Entities that regulate the derivatives industry, like the SEC and CFTC, are proposing a new rule that increases protections for customer funds.
Commodity and Futures Trading Commission (CFTC) Chairman Gary Gensler said yesterday that the CFTC voted 5-0 behind closed doors to endorse the proposal.
“This proposal is about ensuring customers have confidence that the funds they post as margin or collateral are fully segregated and protected,” Gensler said. According to Gensler, the new rule has several component parts.
The proposed rule lays out strategies that enhance the ability of futures brokerages to disclose information about risks specific to certain firms.
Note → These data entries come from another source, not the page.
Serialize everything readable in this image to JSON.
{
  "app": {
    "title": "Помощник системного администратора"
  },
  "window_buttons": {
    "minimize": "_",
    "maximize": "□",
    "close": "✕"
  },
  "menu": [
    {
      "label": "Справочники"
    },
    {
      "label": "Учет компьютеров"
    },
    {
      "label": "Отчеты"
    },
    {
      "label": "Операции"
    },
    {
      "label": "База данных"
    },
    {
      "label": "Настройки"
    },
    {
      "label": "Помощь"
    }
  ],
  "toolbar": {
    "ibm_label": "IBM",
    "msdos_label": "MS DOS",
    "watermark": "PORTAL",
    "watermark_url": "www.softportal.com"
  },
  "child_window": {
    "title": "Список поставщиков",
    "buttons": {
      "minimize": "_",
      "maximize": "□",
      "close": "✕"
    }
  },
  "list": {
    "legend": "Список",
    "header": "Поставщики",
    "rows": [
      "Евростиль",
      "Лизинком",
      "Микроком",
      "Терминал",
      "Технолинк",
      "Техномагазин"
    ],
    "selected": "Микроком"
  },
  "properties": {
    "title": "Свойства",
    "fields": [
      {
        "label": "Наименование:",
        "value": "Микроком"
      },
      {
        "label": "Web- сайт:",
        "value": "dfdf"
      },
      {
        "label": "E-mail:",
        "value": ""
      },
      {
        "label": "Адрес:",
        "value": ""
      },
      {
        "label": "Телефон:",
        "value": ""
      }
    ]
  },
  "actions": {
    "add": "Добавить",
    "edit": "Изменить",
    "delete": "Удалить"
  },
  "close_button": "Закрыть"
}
Also, more controversially, the proposed rule gives derivatives regulators access to brokerages’ bank accounts.
Perhaps heading off complaints from the derivatives industry, CFTC commissioners conjured up past misdeeds on the part of MF Global and Peregrine Financial in order to explain the need for the proposed rule.
“I believe the events of Peregine this summer highlight that we need to do more,” said Gensler.
“We all learned from both MF and Peregrine that taking people at their word isn’t good enough,” said commissioner Bart Chilton.
Chilton added, “We need electronic access to accounts so that we know customers’ money is there 24-7-365. We can’t have folks taking advantage of customers with Photoshop and a post office box anymore.”